Trauma-informed mentoring is changing BBBS Calgary’s organizational narratives in a few key areas:

  • the WHY of mentoring: because relationships with caring, responsive adults (mentors) can help build brain architecture in kids
  • WHAT responsive mentoring looks like: “Bigs” are responsive to “Littles” when they notice and respond to their verbal and non-verbal cues
  • WHO they mentor: a shift away from “any child who needs a mentor gets a mentor” to “we serve children and youth facing adversity”
  • HOW they mentor: being intentional about training mentors to engage in activities with their mentees that build and strengthen Executive Function and Self-Regulation skills

CALGARY_BBBS_Karen-Orser-Headshot-300x300.jpgKaren, BBBS Calgary’s President and CEO, explains, “The focus on trauma-informed mentoring has given us a new language, new resources, and new ways to think about and talk about what’s going on with kids.” She adds that it has also required on-going conversations with staff, board members, volunteers and funders. Those conversations have raised challenging questions like:

  • Are we getting too clinical?
  • Will volunteers not want to volunteer if we’re talking about brain science?
  • Will it seem too hard [for mentors to incorporate brain research into their day to day interactions with kids]?

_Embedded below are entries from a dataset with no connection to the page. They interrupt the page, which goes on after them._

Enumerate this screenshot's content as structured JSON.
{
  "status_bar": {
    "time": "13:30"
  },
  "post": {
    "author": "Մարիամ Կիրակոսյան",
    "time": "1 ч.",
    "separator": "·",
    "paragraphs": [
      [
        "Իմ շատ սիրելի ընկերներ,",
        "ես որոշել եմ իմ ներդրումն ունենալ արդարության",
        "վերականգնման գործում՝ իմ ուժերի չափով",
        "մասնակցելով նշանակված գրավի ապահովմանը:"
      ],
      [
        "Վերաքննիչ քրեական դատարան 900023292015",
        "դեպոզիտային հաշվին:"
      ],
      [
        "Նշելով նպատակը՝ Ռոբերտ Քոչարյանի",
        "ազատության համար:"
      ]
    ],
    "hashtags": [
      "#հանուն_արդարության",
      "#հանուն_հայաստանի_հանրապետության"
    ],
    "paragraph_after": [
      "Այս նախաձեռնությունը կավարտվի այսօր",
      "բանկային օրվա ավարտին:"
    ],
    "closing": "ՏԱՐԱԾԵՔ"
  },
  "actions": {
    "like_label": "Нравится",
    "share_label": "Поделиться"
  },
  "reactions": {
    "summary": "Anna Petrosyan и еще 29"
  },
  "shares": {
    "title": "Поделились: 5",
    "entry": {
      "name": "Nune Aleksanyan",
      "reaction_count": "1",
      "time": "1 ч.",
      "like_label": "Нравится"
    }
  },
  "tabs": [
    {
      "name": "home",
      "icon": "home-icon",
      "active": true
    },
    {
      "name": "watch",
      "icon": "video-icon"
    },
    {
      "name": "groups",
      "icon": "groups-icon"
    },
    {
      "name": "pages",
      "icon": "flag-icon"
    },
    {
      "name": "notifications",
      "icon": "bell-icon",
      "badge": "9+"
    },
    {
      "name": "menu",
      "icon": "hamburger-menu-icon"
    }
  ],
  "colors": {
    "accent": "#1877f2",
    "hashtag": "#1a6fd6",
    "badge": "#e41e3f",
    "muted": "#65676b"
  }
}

Both Karen and Cynthia are relatively new to their positions at BBBS. They had worked together previously at the YWCA, serving people experiencing homelessness, addiction, and mental health challenges. There, they saw how trauma played out in the lives of those clients. And in their first year here at BBBS, they’re working to develop an agency culture that isn’t afraid to take risks and to take a new look at long-established agency practices and policies, making changes when necessary.

BBBS Calgary is breaking new ground for Canada’s national Big Brothers Big Sisters organization, and the national office is talking with Karen and Cynthia about how to incorporate brain science into the standard national training given to all BBBS mentors.

And BBBS Calgary is part of a larger three-year initiative with 15 agencies in Alberta and across the United States called Change in Mind: Applying Neurosciences to Revitalize Communities. Tomorrow, I’ll be meeting with people from CUPS, another of the agencies here in Calgary that’s involved in the Change in Mind initiative. So I’ll post more about Change in Mind as well as CUPS after tomorrow’s meeting.

Karen, Cynthia and their BBBS Calgary team are firmly committed and deeply invested in taking a trauma-informed approach based on the brain research, and they see it as essential to successful intervention with the children and youth they serve in their community. There’s no doubt their investment will reap big benefits for the children, their families, the BBBS mentors, and their entire community.